Llevaba tres años trabajando en
el centro de salud de Abla, un pequeño pueblo de la Sierra Nevada almeriense.
Mi trabajo de ATS me proporcionaba una posición inmejorable para conocer a
todos los vecinos. Por allí pasaban los bebes recién nacidos, los niños que se
caían en el colegio, los adultos que se cortaban podando los almendros, y sobre
todo, y con los que más aprendía, los jubilados que cada mañana se acercaban
como una de sus rutinas diarias. Cuando el trabajo se acumulaba se convertían en
un fastidio, pero si el día era tranquilo, algo habitual en ese lado de la
sierra, eran una bendición. Gracias a ellos, a sus chascarrillos, sus
cotilleos, sus envidias y temores conocí en esos tres años todas las relaciones
que unían y desunían a los vecinos. Con toda la información recibida podría
haber escrito y titulado un tratado sobre “La vida y costumbres de las gentes
de Abla”. Mi vida era agradable y sobre todo me sentía un vecino más entre
todos, nunca un forastero, como solían denominar a todo aquel que no había
nacido en el pueblo. Pero la felicidad y la tranquilidad no son eternas y hace
unos dos meses, las que reinaban en Abla se rompieron. De esa forma descubrí
que aún había secretos que no conocía.
Aquella mañana, la recuerdo
perfectamente, José, el pastor, llegó aterrorizado al centro de salud. Su
corazón latía a una velocidad que temimos le provocase un infarto. Le dimos un
calmante y conseguimos estabilizarlo. Lo que me contó mientras lo atendía fue
la chispa que lo hizo explotar todo. Juraba y perjuraba que aquella noche
mientras recogía su ganado en el Cortijo El Serbal, escuchó el ruido de un
motor entre los árboles, moviéndose de un lado a otro, sorprendiéndolo por
diferentes ángulos tras unos segundos de silencio. Decía que el leñador de la
Haza Mocha le vino a la memoria y fue tanto el terror que lo invadió que se
encerró en el establo con sus ovejas. La pequeña habitación donde estaba la
chimenea y su móvil quedaba a unos pasos pero era tanto el miedo que tenía que
no se atrevió a moverse del rincón. Sólo cuando sus ovejas comenzaron a balar
asustadas se atrevió a levantarse y allí, a escasos metros de donde se había
acurrucado temblando, vio a la Ceferina, la más vieja de sus ovejas, muerta en
el suelo. No le hizo falta preguntarse qué le había pasado, porque en el
cuello, justo donde él los esperaba, vio dos agujeros por los que le habían
chupado la sangre. Contaba que había escapado corriendo, mirando en todas las
direcciones, perseguido por aquel ruido entre los árboles. Corrió durante toda
la noche, equivocando los caminos que tantas veces había recorrido, presa del
pánico y temeroso de correr la misma suerte que la Ceferina. El Mañas y el
Escondió lo vieron bajar por el camino de la Jairola y viendo el estado en el
que se encontraba llamaron a la Guardia Civil que lo llevó al centro de salud.

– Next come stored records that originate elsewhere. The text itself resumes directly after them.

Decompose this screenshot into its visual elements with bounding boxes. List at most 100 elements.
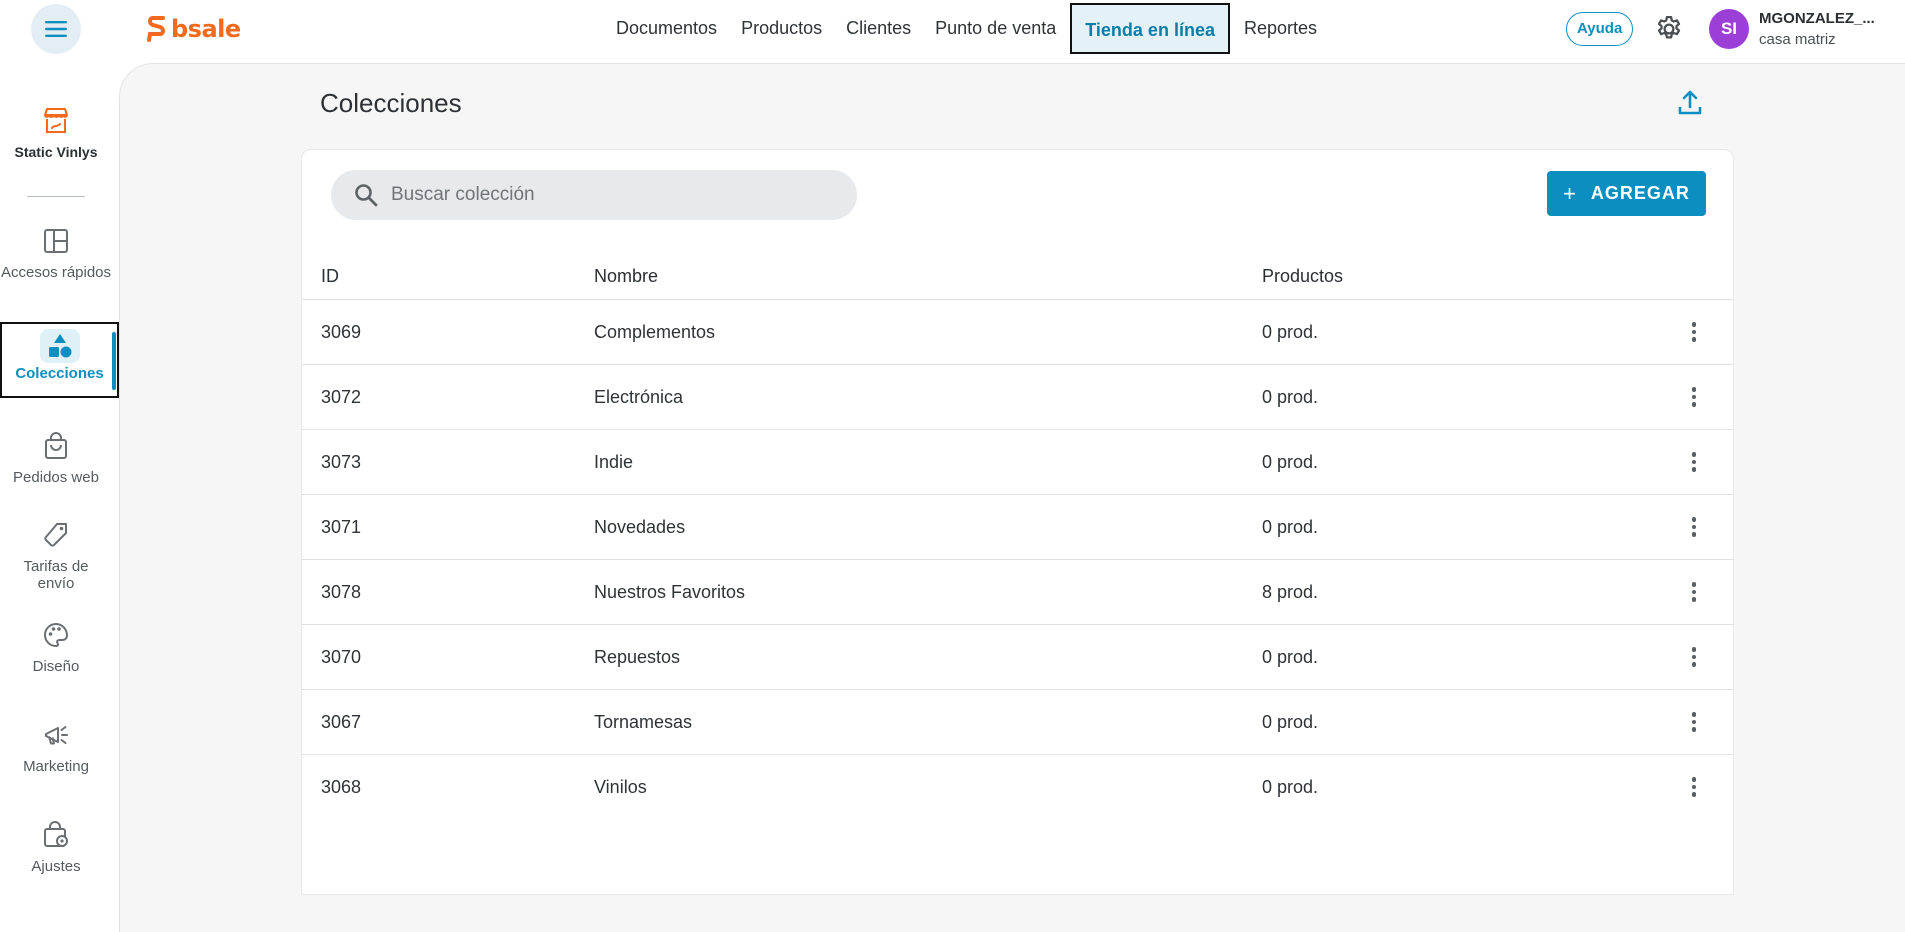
sidebar-item-diseno[interactable]: Diseño: [0, 618, 112, 675]
sidebar-item-label: Tarifas de envío: [23, 558, 89, 592]
more-options-icon[interactable]: [1682, 775, 1706, 799]
more-options-icon[interactable]: [1682, 580, 1706, 604]
menu-button[interactable]: [31, 4, 81, 54]
table-row[interactable]: 3071 Novedades 0 prod.: [302, 495, 1733, 560]
sidebar-item-label: Ajustes: [31, 858, 81, 875]
tag-icon: [36, 518, 76, 552]
more-options-icon[interactable]: [1682, 320, 1706, 344]
row-id: 3069: [321, 322, 362, 342]
column-header-products[interactable]: Productos: [1262, 266, 1343, 287]
row-id: 3078: [321, 582, 362, 602]
row-products: 0 prod.: [1262, 387, 1319, 407]
row-id: 3073: [321, 452, 362, 472]
nav-productos[interactable]: Productos: [729, 3, 834, 54]
hamburger-icon: [45, 21, 67, 37]
store-name: Static Vinlys: [14, 144, 98, 160]
megaphone-icon: [36, 718, 76, 752]
table-row[interactable]: 3073 Indie 0 prod.: [302, 430, 1733, 495]
sidebar-item-pedidos-web[interactable]: Pedidos web: [0, 429, 112, 486]
sidebar-divider: [27, 196, 85, 197]
shopping-bag-icon: [36, 429, 76, 463]
table-row[interactable]: 3070 Repuestos 0 prod.: [302, 625, 1733, 690]
row-products: 0 prod.: [1262, 517, 1319, 537]
column-header-name[interactable]: Nombre: [594, 266, 658, 287]
sidebar-item-label: Marketing: [23, 758, 89, 775]
bsale-logo[interactable]: bsale: [147, 14, 241, 44]
sidebar-item-label: Pedidos web: [13, 469, 99, 486]
more-options-icon[interactable]: [1682, 515, 1706, 539]
page-title: Colecciones: [320, 88, 462, 118]
sidebar-item-colecciones[interactable]: Colecciones: [0, 322, 119, 398]
more-options-icon[interactable]: [1682, 450, 1706, 474]
row-name: Tornamesas: [594, 712, 693, 732]
row-products: 8 prod.: [1262, 582, 1319, 602]
row-products: 0 prod.: [1262, 452, 1319, 472]
sidebar: Static Vinlys Accesos rápidos Coleccione…: [0, 58, 119, 932]
row-products: 0 prod.: [1262, 647, 1319, 667]
nav-clientes[interactable]: Clientes: [834, 3, 923, 54]
nav-tienda-en-linea[interactable]: Tienda en línea: [1070, 3, 1230, 54]
add-button-label: AGREGAR: [1590, 183, 1690, 203]
table-row[interactable]: 3068 Vinilos 0 prod.: [302, 755, 1733, 820]
row-name: Repuestos: [594, 647, 681, 667]
nav-reportes[interactable]: Reportes: [1232, 3, 1329, 54]
more-options-icon[interactable]: [1682, 710, 1706, 734]
shapes-icon: [39, 329, 80, 363]
layout-icon: [36, 224, 76, 258]
table-row[interactable]: 3069 Complementos 0 prod.: [302, 300, 1733, 365]
row-products: 0 prod.: [1262, 712, 1319, 732]
nav-documentos[interactable]: Documentos: [604, 3, 729, 54]
search-icon: [355, 184, 378, 207]
row-products: 0 prod.: [1262, 777, 1319, 797]
main-content: Colecciones + AGREGAR ID Nombre Producto…: [119, 63, 1905, 932]
sidebar-item-marketing[interactable]: Marketing: [0, 718, 112, 775]
sidebar-item-label: Colecciones: [15, 365, 104, 382]
logo-text: bsale: [171, 15, 241, 43]
search-input[interactable]: [391, 184, 831, 206]
table-header: ID Nombre Productos: [302, 255, 1733, 300]
row-name: Electrónica: [594, 387, 684, 407]
top-navigation: Documentos Productos Clientes Punto de v…: [604, 3, 1329, 54]
row-id: 3070: [321, 647, 362, 667]
active-indicator: [112, 332, 116, 390]
sidebar-item-ajustes[interactable]: Ajustes: [0, 818, 112, 875]
search-box[interactable]: [331, 170, 857, 220]
sidebar-item-tarifas-de-envio[interactable]: Tarifas de envío: [0, 518, 112, 592]
storefront-icon: [36, 104, 76, 138]
row-name: Complementos: [594, 322, 716, 342]
plus-icon: +: [1563, 180, 1577, 206]
table-row[interactable]: 3078 Nuestros Favoritos 8 prod.: [302, 560, 1733, 625]
row-products: 0 prod.: [1262, 322, 1319, 342]
column-header-id[interactable]: ID: [321, 266, 339, 287]
top-bar: bsale Documentos Productos Clientes Punt…: [0, 0, 1905, 58]
table-body: 3069 Complementos 0 prod. 3072 Electróni…: [302, 300, 1733, 820]
row-id: 3071: [321, 517, 362, 537]
gear-icon[interactable]: [1654, 14, 1684, 44]
nav-punto-de-venta[interactable]: Punto de venta: [923, 3, 1068, 54]
bsale-logo-icon: [147, 16, 165, 42]
row-name: Vinilos: [594, 777, 647, 797]
avatar[interactable]: SI: [1709, 9, 1749, 49]
palette-icon: [36, 618, 76, 652]
add-button[interactable]: + AGREGAR: [1547, 171, 1706, 216]
row-id: 3072: [321, 387, 362, 407]
sidebar-item-label: Diseño: [32, 658, 80, 675]
bag-settings-icon: [36, 818, 76, 852]
sidebar-item-label: Accesos rápidos: [0, 264, 112, 281]
row-name: Novedades: [594, 517, 686, 537]
collections-card: + AGREGAR ID Nombre Productos 3069 Compl…: [301, 149, 1734, 895]
sidebar-store[interactable]: Static Vinlys: [0, 104, 112, 161]
user-name[interactable]: MGONZALEZ_...: [1759, 10, 1875, 27]
help-button[interactable]: Ayuda: [1566, 12, 1634, 46]
row-id: 3068: [321, 777, 362, 797]
upload-icon[interactable]: [1675, 88, 1705, 118]
more-options-icon[interactable]: [1682, 385, 1706, 409]
user-branch: casa matriz: [1759, 31, 1836, 48]
row-name: Indie: [594, 452, 634, 472]
table-row[interactable]: 3067 Tornamesas 0 prod.: [302, 690, 1733, 755]
sidebar-item-accesos-rapidos[interactable]: Accesos rápidos: [0, 224, 112, 281]
row-id: 3067: [321, 712, 362, 732]
more-options-icon[interactable]: [1682, 645, 1706, 669]
row-name: Nuestros Favoritos: [594, 582, 746, 602]
table-row[interactable]: 3072 Electrónica 0 prod.: [302, 365, 1733, 430]
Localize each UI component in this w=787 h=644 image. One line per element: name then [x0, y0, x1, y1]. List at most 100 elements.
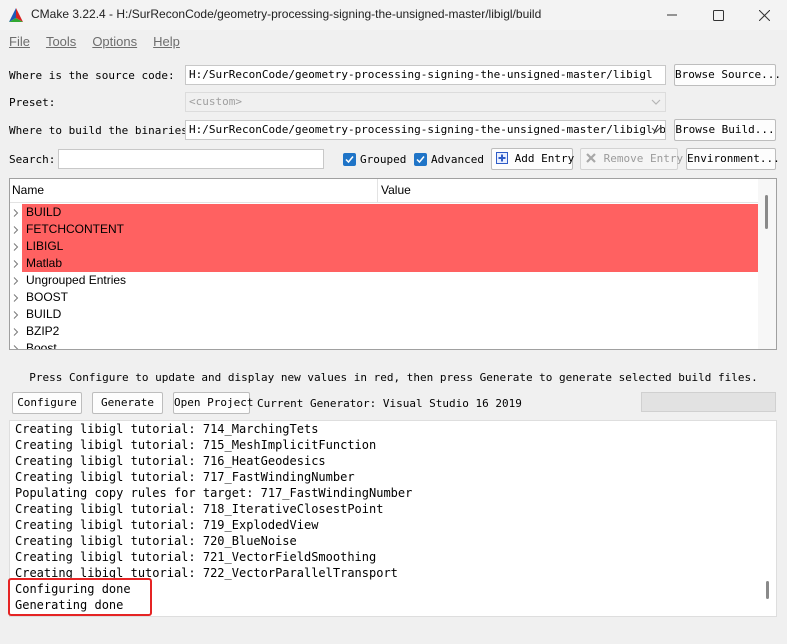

A mí toda aquella historia me
parecía increíble y absurda pero para todos los vecinos fue el miedo que
entraba de nuevo en sus vidas. No tuve tiempo de dudar de la veracidad de la historia
de José porque antes que terminase de contarla, el alcalde, una pareja de la
Guardia Civil y todos los vecinos del pueblo se presentaron en la puerta.